Monday, October 12, 2009

Andrew Lloyd Webber Never Dies


The theater world was abuzz this past week as Love Never Dies, the sequel to The Phantom of the Opera, unveiled its premiere dates and excerpts from the score. You may not have known that The Phantom of the Opera would receive a lavish musical sequel, opening March 2010 in London. You may not have realized that musicals have sequels. Oh, but look at the pantheon:
1. Let Them Eat Cake (1933). Same cast, same writers as Pulitzer-Prize winner Of Thee I Sing. But you can't have your cake and eat it too. 90 performances.

2. Bring Back Birdie (1981). Chita Rivera reprised her role from Bye Bye Birdie; Donald O'Connor stepped in for Dick van Dyke. The two track down Conrad Birdie, teen superstar, vanished for 18 years, to make a comeback. 4 performances.

3. Annie 2: Miss Hannigan's Revenge (1989). Played at the Kennedy Center in December but never made it to Broadway. Worse than receiving socks for Christmas.

4. Annie Warbucks (1993). Pretended the other Annie sequel never happened. Daddy Warbucks must marry within 60 days or else Annie will still be an orphan! Leaping lizards! 200 performances off-Broadway.

5. The Best Little Whorehouse Goes Public (1994). The Times described the Vegas locale as "an international airport lounge on uppers." 16 performances.
The history of Love Never Dies:
1986 The Phantom of the Opera opens in London, launching Michael Crawford and Sarah Brightman's careers, and redeeming ALW for Cats.

1999 Frederick Forsyth publishes The Phantom of Manhattan, set in the early 1900s, in which Christine learns she has fathered the Phantom's son.

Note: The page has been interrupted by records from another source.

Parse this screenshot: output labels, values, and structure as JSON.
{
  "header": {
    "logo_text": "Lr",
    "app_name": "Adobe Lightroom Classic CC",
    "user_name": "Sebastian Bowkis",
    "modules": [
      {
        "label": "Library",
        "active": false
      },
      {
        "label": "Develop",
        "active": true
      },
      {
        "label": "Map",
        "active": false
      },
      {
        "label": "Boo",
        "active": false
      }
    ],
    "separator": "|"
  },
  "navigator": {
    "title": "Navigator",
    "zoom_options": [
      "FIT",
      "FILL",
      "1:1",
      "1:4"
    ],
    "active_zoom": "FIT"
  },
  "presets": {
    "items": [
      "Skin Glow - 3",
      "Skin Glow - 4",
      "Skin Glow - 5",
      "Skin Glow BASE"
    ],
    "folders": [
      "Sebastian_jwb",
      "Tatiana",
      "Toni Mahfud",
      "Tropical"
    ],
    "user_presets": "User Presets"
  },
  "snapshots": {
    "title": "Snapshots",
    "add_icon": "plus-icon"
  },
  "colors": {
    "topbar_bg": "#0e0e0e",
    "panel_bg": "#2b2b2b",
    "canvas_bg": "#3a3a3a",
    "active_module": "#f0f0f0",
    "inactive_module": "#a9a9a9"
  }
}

This same year, Kiri Te Kanawa presents ALW's "The Heart is Slow to Learn," intended for the Phantom sequel.

2001 ALW recycles the above melody for "Our Kind of Love" in The Beautiful Game.

2007 The Daily Mail reports that ALW has worked on the sequel's score... and that his cat Otto deleted it in one fell swoop from his digital piano.

2008 First named Once Upon Another Time, then retitled, the show goes on. A simultaneous New York-London-Shanghai opening is announced, then revoked.

2009 On October 8, ALW held a press event in which the orchestra played the "Coney Island Waltz," reminiscent of Carousel, and Ramin Karimloo sang "Till I Hear You Sing":



The show takes place ten years after the chandelier fell in Paris. Why quibble with the casting of Karimloo, age 31? Or worry about how Charles Strouse (with Annie and Birdie) singlehandedly cursed the musical sequel? Or Ben Elton's lyrics, from which I quote:
And leaves come, and leaves go,
Time runs dry,
And still I ache down to the core.
My broken soul can't be alive and whole
Till I hear you sing once more.
Update:
New York magazine was completely inspired by my timeline and decided to create one of their own, which reminded me that Joel Schumacher directed the Phantom film because of the passion he lent tortured, trapped artistic genius Colin Farrell in Phone Booth.

2 comments:

Katie Vagnino said...

I know someone (friend from college) who was in Annie 2; I believe he played Annie's nefarious and long estranged twin brother.

Anonymous said...

THE PHANTOM OF THE OPERA needs NO sequel.